Les libériens se rendent ce mardi aux urnes pour des élections générales. Le vote a commencé dans tout le pays sous l’œil attentif des observateurs régionaux et internationaux comme ceux de l’UE, de la CEDEAO…
Toutes les étapes qui doivent être observées par le personnel du NEC, la commission électorale, sont prises en considération, les observateurs des partis politiques sont également représentés.
« Je suis ici pour voter et pour garantir que le Libéria s’améliore en termes de développement, de paix, de sécurité, d’agriculture, d’éducation et dans tous les autres secteurs de la société libérienne », a déclaré l’un des électeurs.
Les électeurs doivent départager vingt candidats, dont trois font figure de favoris : le président sortant George Weah, l’ancien vice-président Joseph Boakai qui cherche sa revanche après sa défaite en 2017 contre le même Weah, et enfin l’homme d’affaires Alexander Cummings.
Lors des élections de ce mardi, outre le président de la République, les électeurs éliront également des représentants et des sénateurs à l’Assemblée législative.
Fermeture des frontières la veille du vote
« Dans le but d’assurer l’intégrité et l’équité élections, le Service d’immigration du Libéria (LIS), en collaboration avec la Sécurité conjointe, a pris la décision de fermer temporairement les frontières du pays » a annoncé lundi Danny B. Sartee, directeur des opérations de LIS.

Cette mesure de précaution, selon Danny B. Sartee, vise à empêcher tout afflux potentiel d’étrangers susceptibles de chercher à manipuler ou à interférer avec le processus de vote. Cette décision souligne l’engagement du gouvernement à respecter les principes démocratiques et à protéger les droits de ses citoyens.

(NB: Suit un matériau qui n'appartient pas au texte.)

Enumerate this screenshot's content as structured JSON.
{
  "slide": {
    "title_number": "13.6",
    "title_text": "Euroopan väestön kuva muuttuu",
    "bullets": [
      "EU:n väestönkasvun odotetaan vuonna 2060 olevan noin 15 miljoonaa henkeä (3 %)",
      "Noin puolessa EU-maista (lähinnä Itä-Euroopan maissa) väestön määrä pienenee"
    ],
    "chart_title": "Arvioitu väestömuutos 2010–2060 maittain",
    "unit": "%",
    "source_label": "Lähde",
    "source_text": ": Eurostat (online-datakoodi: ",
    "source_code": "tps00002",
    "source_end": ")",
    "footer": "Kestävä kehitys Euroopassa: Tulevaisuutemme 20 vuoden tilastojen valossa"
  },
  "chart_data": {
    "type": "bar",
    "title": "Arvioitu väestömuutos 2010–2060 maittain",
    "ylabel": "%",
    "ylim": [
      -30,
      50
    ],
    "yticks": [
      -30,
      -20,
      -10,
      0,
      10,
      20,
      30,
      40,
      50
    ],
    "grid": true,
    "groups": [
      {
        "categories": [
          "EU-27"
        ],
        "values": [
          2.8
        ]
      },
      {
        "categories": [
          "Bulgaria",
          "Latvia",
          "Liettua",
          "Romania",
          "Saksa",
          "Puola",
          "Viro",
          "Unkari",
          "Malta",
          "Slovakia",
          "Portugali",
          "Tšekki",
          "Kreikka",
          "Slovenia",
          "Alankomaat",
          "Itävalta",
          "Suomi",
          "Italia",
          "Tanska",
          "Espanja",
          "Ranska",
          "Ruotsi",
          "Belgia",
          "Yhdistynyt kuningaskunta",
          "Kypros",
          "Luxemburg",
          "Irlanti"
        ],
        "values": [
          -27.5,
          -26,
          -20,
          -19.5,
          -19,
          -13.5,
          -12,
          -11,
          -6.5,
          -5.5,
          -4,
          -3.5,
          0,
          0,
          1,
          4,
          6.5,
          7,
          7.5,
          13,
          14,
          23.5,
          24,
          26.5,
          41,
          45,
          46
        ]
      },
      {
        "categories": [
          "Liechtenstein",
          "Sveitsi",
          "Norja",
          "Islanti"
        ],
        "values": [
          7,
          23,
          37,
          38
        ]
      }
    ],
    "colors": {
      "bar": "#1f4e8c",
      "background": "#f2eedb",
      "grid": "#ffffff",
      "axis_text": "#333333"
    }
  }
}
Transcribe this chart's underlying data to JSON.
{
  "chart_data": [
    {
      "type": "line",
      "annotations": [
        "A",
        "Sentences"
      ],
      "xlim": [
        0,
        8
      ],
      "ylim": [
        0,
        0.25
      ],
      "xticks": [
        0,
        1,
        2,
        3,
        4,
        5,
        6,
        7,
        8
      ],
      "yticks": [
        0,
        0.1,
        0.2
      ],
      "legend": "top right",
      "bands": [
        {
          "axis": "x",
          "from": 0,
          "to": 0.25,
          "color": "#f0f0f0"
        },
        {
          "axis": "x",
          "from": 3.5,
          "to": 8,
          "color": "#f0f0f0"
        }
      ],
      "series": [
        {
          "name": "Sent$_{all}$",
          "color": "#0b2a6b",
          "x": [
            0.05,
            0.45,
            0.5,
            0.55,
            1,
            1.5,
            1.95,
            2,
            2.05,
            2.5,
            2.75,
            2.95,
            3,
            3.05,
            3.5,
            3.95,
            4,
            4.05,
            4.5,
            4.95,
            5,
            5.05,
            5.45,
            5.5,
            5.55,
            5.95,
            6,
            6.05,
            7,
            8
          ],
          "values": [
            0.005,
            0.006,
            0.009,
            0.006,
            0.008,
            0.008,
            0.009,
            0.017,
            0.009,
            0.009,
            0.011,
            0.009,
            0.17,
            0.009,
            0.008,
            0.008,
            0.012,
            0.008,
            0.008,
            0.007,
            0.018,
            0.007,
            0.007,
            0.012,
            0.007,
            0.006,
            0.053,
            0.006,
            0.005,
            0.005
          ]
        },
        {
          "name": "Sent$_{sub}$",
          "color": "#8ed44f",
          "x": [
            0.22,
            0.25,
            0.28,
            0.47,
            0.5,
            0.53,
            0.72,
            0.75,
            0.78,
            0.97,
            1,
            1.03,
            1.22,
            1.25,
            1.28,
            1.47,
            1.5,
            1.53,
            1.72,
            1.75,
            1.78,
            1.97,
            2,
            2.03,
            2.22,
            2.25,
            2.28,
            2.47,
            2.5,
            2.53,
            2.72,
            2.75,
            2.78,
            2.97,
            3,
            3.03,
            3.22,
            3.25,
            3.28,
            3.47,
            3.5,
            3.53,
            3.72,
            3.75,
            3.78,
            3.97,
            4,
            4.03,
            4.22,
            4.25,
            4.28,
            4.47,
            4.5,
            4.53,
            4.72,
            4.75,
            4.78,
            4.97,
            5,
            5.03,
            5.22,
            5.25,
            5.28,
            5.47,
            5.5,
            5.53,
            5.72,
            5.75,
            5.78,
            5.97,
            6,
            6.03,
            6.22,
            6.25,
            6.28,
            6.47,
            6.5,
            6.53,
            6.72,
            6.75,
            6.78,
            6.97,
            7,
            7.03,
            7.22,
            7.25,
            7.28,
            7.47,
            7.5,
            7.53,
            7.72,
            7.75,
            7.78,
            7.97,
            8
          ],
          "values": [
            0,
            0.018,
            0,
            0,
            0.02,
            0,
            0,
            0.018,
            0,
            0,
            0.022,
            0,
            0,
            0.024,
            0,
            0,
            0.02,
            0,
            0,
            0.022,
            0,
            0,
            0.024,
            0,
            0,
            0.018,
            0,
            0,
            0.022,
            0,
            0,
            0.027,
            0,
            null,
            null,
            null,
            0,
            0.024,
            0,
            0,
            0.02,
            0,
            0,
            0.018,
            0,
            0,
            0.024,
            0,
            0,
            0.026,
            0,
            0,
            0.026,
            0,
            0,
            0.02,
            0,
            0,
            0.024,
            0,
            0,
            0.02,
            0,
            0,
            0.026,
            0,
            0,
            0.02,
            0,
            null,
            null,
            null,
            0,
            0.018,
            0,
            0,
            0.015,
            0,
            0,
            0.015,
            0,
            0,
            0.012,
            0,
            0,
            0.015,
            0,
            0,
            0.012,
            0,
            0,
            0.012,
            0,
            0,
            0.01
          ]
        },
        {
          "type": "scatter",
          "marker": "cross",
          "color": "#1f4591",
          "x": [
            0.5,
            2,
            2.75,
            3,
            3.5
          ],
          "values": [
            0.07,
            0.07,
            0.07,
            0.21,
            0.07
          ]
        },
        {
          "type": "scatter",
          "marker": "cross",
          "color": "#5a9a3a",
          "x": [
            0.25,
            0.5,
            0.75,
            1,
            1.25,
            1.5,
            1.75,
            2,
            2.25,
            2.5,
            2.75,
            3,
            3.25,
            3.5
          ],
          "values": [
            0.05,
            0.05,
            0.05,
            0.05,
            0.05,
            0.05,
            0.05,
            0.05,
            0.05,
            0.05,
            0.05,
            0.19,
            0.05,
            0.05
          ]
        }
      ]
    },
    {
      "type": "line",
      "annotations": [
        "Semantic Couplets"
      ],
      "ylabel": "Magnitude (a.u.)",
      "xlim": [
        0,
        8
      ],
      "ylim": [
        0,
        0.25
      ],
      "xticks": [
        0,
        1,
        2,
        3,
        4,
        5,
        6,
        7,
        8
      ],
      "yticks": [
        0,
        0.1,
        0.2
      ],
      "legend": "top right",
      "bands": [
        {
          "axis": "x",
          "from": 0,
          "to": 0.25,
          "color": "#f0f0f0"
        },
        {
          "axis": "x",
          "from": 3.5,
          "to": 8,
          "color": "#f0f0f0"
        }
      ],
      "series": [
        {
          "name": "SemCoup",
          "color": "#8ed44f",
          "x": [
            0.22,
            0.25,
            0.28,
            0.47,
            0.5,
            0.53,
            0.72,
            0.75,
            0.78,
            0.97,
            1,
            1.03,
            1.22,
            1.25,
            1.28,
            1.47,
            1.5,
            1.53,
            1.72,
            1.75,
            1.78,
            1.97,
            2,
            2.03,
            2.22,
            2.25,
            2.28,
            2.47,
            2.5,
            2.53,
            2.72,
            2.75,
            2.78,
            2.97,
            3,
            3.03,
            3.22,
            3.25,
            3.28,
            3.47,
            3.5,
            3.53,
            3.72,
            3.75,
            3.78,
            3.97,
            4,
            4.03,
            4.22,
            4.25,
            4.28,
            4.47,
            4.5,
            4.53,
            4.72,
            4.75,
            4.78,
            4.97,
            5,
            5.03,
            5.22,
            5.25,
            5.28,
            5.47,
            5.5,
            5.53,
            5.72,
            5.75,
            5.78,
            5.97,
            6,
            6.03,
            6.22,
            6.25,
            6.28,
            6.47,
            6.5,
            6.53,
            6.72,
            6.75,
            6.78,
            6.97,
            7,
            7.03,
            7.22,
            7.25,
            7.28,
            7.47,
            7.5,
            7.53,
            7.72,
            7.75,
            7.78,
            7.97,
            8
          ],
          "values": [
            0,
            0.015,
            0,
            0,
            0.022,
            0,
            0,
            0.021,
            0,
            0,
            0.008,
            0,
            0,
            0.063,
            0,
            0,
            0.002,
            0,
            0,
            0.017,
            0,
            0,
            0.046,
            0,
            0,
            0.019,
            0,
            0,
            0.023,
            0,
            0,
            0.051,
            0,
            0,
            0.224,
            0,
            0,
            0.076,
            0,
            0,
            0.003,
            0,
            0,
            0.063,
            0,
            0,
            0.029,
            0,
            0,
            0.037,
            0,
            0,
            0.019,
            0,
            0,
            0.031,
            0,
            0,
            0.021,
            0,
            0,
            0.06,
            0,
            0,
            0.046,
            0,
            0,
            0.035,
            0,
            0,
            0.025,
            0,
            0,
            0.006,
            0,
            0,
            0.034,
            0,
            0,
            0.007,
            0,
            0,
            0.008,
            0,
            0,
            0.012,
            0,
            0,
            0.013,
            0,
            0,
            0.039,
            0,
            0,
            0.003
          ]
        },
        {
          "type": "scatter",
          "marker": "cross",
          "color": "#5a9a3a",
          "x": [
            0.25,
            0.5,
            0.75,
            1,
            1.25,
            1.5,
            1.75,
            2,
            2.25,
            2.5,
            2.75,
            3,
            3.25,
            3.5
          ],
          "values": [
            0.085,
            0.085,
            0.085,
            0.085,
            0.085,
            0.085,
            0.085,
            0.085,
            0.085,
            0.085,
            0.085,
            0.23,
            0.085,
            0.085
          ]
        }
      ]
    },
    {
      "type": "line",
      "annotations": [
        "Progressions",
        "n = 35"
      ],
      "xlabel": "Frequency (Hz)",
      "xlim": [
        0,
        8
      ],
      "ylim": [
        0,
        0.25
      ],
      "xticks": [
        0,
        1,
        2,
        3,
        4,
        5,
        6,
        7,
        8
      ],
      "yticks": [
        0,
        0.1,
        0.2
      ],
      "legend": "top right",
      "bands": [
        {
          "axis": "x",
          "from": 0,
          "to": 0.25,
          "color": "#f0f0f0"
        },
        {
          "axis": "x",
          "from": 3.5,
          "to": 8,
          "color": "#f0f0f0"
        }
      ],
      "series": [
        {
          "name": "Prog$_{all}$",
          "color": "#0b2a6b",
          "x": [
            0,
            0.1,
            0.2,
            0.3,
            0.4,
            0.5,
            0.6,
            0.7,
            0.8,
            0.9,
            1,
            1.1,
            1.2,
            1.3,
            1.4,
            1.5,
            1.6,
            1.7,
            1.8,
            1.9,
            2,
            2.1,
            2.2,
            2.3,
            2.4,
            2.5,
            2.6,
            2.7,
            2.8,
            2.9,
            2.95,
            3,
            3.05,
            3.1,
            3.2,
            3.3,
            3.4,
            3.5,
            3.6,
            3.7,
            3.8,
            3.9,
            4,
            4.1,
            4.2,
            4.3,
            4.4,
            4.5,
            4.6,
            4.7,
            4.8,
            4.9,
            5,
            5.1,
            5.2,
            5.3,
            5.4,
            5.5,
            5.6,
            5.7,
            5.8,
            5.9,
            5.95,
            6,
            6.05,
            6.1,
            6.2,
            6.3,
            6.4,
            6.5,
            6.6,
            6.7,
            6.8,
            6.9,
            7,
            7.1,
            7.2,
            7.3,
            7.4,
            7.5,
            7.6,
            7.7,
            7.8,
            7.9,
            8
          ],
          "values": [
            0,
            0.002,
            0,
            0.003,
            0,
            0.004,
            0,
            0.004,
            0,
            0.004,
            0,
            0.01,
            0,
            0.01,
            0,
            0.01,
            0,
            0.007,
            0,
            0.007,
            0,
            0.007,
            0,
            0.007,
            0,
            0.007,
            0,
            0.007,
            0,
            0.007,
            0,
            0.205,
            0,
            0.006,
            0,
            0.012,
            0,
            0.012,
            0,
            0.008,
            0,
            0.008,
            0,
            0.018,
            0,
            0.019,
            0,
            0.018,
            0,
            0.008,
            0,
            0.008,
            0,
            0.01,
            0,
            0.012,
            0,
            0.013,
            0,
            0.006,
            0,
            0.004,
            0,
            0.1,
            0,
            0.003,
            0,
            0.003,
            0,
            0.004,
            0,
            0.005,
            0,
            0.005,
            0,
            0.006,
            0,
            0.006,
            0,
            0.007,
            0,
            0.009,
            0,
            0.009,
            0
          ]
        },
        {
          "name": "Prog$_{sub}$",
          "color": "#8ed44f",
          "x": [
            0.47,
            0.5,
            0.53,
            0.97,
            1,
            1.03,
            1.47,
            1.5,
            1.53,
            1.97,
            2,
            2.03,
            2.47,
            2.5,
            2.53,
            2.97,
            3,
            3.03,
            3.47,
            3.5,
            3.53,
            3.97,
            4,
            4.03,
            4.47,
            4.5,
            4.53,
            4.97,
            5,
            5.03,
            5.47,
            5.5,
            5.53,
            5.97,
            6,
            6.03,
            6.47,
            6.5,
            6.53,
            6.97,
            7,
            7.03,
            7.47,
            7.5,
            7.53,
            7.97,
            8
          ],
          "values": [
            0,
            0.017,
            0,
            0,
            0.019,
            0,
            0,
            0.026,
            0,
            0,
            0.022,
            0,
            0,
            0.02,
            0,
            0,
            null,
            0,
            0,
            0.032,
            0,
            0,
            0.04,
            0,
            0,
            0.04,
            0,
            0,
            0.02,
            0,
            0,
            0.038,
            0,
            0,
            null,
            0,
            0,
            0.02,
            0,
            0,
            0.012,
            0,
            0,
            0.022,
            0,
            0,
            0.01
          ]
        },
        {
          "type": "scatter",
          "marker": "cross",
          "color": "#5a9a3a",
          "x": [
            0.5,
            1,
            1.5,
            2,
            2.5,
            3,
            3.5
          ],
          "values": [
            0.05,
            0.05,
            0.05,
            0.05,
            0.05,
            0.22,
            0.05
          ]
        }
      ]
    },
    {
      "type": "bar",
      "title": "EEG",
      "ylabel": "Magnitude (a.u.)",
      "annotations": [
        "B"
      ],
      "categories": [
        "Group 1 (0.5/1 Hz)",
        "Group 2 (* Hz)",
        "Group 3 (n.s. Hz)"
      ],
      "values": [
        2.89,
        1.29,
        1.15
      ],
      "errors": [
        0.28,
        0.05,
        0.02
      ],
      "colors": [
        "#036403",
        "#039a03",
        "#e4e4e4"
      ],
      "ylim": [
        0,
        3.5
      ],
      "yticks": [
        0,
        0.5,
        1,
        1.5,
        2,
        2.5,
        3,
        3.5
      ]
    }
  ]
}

Les frontières sont officiellement fermées à partir de 18 heures. Du lundi 9 octobre au mercredi 11 octobre à midi, a indiqué le Comité mixte de sécurité.
« Nous voulons que le public sache que les frontières sont sécurisées. Nous avons des hommes aux frontières qui patrouillent conjointement avec nos homologues des pays voisins », a déclaré Sartee lors d’un dialogue sur la sécurité électorale organisé par le Centre pour la gouvernance démocratique (CDG) à Monrovia le lundi 9 octobre.
Il a déclaré que le LIS collabore avec ses homologues sierra-léonais, guinéen et ivoirien pour garantir la sécurité des frontières du pays le jour du scrutin. « Nous collaborons avec nos homologues pour garantir la sécurité des frontières alors que nous organisons les élections », a déclaré le directeur du LIS, responsable de la gestion des frontières.
La décision de fermer les frontières à la veille des élections n’est pas prise à la légère, a noté Sartee, car elle est prise pour empêcher une quelconque influence du processus électoral. Lors des élections sénatoriales de 2020, des actes de violence ont eu lieu dans le comté frontalier de Grand Cape Mount, qui auraient été déclenchés par des informations faisant état de personnes venant de la Sierra Leone voisine pour participer aux élections.
« Nous avons discuté avec les chefs, les anciens et les jeunes leaders des villes et villages voisins pour ne pas permettre à leurs habitants de s’immiscer dans notre processus électoral », a déclaré le patron du LIS au forum CDG.
Il a ajouté que les patrouilles de sécurité conjointes sensibilisent également les populations le long des frontières au statut des frontières : quand elles seront fermées et quand elles seront ouvertes, en particulier avant, pendant et après les élections.